AMPK is a master regulator of cell metabolism that has been identified as both a tumor promoter and suppressor. Ana Chocarro-Calvo, while she was a post-doc in Professor Colin Goding’s lab at Ludwig Oxford, and Maria Gutiérrez-Salmerón from Prof. Custodia García-Jiménez´s lab at University Rey Juan Carlos in Madrid have now answered why it appears to play such opposing roles in a study published in PLOS Biology.
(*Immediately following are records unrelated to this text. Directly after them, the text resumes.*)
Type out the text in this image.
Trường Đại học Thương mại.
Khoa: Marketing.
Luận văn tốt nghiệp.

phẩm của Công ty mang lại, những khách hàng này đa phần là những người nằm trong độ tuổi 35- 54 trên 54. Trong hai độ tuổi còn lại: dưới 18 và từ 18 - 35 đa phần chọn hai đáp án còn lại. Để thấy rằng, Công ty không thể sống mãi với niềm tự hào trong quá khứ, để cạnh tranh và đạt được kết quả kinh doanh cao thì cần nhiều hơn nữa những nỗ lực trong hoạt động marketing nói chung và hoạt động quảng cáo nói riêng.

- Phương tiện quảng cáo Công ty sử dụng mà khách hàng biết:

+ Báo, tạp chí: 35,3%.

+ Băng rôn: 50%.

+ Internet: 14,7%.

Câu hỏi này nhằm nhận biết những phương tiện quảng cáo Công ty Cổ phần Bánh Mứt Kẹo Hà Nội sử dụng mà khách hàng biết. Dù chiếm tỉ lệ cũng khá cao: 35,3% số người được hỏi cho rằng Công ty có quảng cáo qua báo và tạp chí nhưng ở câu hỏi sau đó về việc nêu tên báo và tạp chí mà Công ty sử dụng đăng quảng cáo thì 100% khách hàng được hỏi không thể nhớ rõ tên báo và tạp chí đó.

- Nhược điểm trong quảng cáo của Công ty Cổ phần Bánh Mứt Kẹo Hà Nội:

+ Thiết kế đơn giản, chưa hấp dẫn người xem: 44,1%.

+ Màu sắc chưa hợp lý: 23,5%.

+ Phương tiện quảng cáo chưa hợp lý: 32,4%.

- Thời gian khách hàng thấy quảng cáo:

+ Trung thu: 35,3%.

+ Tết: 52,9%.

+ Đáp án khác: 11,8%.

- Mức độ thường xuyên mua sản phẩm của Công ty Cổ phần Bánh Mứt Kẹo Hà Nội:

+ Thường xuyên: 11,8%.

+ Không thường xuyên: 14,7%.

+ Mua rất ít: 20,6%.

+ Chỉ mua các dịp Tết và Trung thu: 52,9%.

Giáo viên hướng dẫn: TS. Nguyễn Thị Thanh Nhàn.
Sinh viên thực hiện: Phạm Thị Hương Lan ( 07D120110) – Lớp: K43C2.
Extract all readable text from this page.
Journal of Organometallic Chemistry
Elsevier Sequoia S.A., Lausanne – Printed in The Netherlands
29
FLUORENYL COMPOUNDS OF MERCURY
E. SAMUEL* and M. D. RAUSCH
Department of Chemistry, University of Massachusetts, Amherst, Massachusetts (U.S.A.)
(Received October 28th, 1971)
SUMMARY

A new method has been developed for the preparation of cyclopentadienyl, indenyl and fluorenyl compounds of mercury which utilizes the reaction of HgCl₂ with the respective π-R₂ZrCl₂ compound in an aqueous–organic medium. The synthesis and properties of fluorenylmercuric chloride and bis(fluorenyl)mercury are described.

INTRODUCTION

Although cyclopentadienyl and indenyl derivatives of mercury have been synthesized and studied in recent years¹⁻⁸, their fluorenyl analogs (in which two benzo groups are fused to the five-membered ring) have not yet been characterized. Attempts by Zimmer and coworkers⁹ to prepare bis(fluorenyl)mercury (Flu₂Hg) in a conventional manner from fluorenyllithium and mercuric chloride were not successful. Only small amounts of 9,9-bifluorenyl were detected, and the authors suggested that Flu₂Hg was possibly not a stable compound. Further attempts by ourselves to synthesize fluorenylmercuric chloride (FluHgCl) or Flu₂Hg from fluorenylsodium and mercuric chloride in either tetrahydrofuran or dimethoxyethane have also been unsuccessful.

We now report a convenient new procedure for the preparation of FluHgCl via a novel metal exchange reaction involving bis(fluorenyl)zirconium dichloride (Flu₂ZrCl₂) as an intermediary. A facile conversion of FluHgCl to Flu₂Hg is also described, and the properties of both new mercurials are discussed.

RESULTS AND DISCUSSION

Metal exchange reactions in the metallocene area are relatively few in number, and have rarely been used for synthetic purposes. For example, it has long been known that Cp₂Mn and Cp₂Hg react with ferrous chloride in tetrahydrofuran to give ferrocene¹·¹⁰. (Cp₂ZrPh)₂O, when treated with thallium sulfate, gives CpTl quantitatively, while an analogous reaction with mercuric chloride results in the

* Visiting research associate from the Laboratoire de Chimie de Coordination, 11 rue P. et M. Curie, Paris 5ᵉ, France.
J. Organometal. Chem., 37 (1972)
AMPK is ordinarily activated when levels of the sugar glucose decline in cells. The researchers found that in colon cancer cells, but not other cancer types, AMPK is activated in response to glucose to promote colorectal cancer cell proliferation. It does so by regulating the activity of EP300, an enzyme that helps control the expression of genes. Notably, glucose-mediated activation of AMPK drives EP300 activity towards genes that are also regulated by a colorectal cancer oncogene known as b-catenin. Goding, Chocarro-Calvo and colleagues discovered that glucose metabolism activates AMPK through its generation of reactive oxygen species (ROS). But this only occurs in colon cancer cells that are unable to store glucose as a more complex carbohydrate known as glycogen. In other types of cancer, the ability to make glycogen suppresses ROS-mediated activation of AMPK in response to glucose. Normal colon cells do make glycogen, but this ability is lost during tumour evolution—allowing glucose to activate AMPK and drive proliferation.
Given the importance of drugs, such as metformin, that target AMPK in diabetes and cancer, the differential ability of cells to store glucose as glycogen may guide the future choice of AMPK-targeting therapies for specific cancer sub-types.